Analyser la durabilité de cette nouvelle politique

Analyser la durabilité de cette nouvelle politique

Afin d’évaluer si le développement actuel est durable ou pas, nous dépasserons à nouveau la question de son impact contemporain sur l’environnement social et naturel, pour analyser de façon plus large quelles orientations la politique de développement durable actuelle permet de donner à la durPour l’analyser, nous nous sommes intéressés aux divers dispositifs et instruments par lesquels une politique de développement durable est opérationnalisée, ici pour Eau de Paris. Nous allons voir que (i) d’une part ces dispositifs et instruments sont peu adaptés pour évaluer si ce développement est capable de durer ou pas ; (ii) d’autre part ils modifient peu le régime de développement passé, voir ils contribuent à ce que les acteurs reproduisent –de façon plus ou moins consciente– des dynamiques et des trajectoires de développement qui sont in(sou)tenables à terme. Nous allons analyser cette durabilité sous trois angles : Dans une première section, nous allons préciser pourquoi la politique de développement durable actuelle tend par défaut à se confondre avec une politique de RSE, et pourquoi cela ne permet pas un développement durable (Section 1). Dans une seconde section, nous illustrerons notre propos par une étude des indicateurs qui sont utilisés pour piloter la politique de développement durable d’Eau de Paris, afin d’en étudier les avantages et les limites (Section 2). Enfin, dans une troisième section nous proposerons un contrepoint au cas de Paris afin de mieux l’éclairer : nous étudierons le cas du service public d’eau de Madrid, pour montrer comment même un service d’eau dont la gestion et la politique RSE sont exemplaires peut se diriger vers un développement de plus en plus in(sou)tenable (Section 3).

La politique de développement durable qui est menée tend souvent à devenir une politique de responsabilité sociale de l’entreprise (RSE). Or cela a plusieurs implications majeures pour évaluer ou pour viser la durabilité, ici pour le cas du service public d’eau à Paris. Premièrement toute organisation qui mène une politique de RSO s’engage par définition à respecter le cadre légal et règlementaire (cf. supra) : si cet objectif permet à EDP de bénéficier d’une meilleure acceptation par les autorités publiques (ex: l’Etat, le Préfet, les élus municipaux) ou des parties prenantes concernées (ex: usagers, concurrents, sous-traitants, employés), en revanche rien ne démontre que respecter ces règles suffit pour être durable.

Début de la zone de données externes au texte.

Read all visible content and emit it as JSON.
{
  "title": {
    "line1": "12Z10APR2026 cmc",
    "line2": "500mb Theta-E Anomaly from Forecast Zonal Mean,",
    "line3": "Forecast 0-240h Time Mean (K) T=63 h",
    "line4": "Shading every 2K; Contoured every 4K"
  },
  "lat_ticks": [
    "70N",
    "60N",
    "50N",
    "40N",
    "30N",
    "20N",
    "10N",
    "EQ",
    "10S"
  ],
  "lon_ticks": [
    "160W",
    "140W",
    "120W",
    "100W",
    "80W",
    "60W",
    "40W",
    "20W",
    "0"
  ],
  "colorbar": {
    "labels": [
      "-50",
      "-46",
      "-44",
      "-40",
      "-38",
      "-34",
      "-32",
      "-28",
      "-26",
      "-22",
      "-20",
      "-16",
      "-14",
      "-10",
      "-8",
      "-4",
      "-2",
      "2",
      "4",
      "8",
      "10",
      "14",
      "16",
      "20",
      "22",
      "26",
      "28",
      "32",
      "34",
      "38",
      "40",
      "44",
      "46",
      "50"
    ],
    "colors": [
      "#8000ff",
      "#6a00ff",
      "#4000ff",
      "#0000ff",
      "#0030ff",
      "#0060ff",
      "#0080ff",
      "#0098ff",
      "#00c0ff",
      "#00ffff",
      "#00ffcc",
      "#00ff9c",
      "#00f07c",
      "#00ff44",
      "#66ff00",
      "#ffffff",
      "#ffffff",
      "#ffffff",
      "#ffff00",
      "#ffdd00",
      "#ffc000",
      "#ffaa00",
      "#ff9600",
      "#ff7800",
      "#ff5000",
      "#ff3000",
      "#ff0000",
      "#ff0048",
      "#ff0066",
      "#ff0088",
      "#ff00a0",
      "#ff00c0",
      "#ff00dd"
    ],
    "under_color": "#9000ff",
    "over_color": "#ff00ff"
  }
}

Comme discuté dans notre partie rétrospective, les lois en vigueur n’ont pas toujours favorisé les autres territoires, les générations futures, le reste de la société, ni l’avenir du service d’eau parisien lui-même (cf. supra : C3 et C4). Le simple fait que la règlementation évolue avec le temps démontre que jusque là elle ne prenait pas en compte certains des aspects et des problématiques du développement durable. Par conséquent, respecter le droit constitue une base insuffisante pour définir / évaluer si un développement est objectivement durable ou pas. Deuxièmement, toute organisation qui mène une politique de RSO s’engage à « aller au delà du cadre obligatoire » : elle va donc devoir déterminer quel sera son degré d’engagement volontaire au delà du cadre réglementaire. Or ce choix constitue un dilemme majeur, résumé en anglais par la formule « meet or exceed » (LAURIOL, 2004: 142).

En faire trop ? « Aller au delà » de la réglementation et s’engager pour les autres ou pour l’environnement (des finalités externes), cela représente un coût pour l’organisation. S’il est trop élevé ou trop prolongé, il risque de causer son affaiblissement, or « il ne faut pas non plus sacrifier le présent à l’avenir, mais trouver un juste équilibre » (SACHS, 1980 : 66). Face à cette incertitude majeure, l’organisation qui mène une politique de RSO va donc devoir décider de son degré d’engagement en faveur du développement durable total (cf. C2) sur d’autres bases que la réglementation obligatoire ou que la recherche de sa seule performance individuelle (PERSAIS, 2007 ; GABRIEL et GABRIEL, 2004). En pratique, il sera tentant pour un service d’eau de décider d’agir « pour » le développement durable, mais sans se mettre en position de faiblesse pour autant : il laissera alors le soin à d’autres (ex : aux autorités publiques, au Marché, aux ONG) de gérer les problèmes d’intérêt général : « un peu de social, beaucoup d’économie, une pincée d’environnement et n’importe [qui] peut se targuer de faire du développement durable, tout en laissant à l’Etat le soin de se débrouiller avec les questions lourdes : effet de serre, érosion des sols, pollutions chimiques, etc. » (SMOUTS et al., 2005 : 11). Voilà pourquoi les politiques de RSE, qui sont des actions individuelles, restent peu adaptées pour résoudre le dilemme d’action collective que pose le développement durable.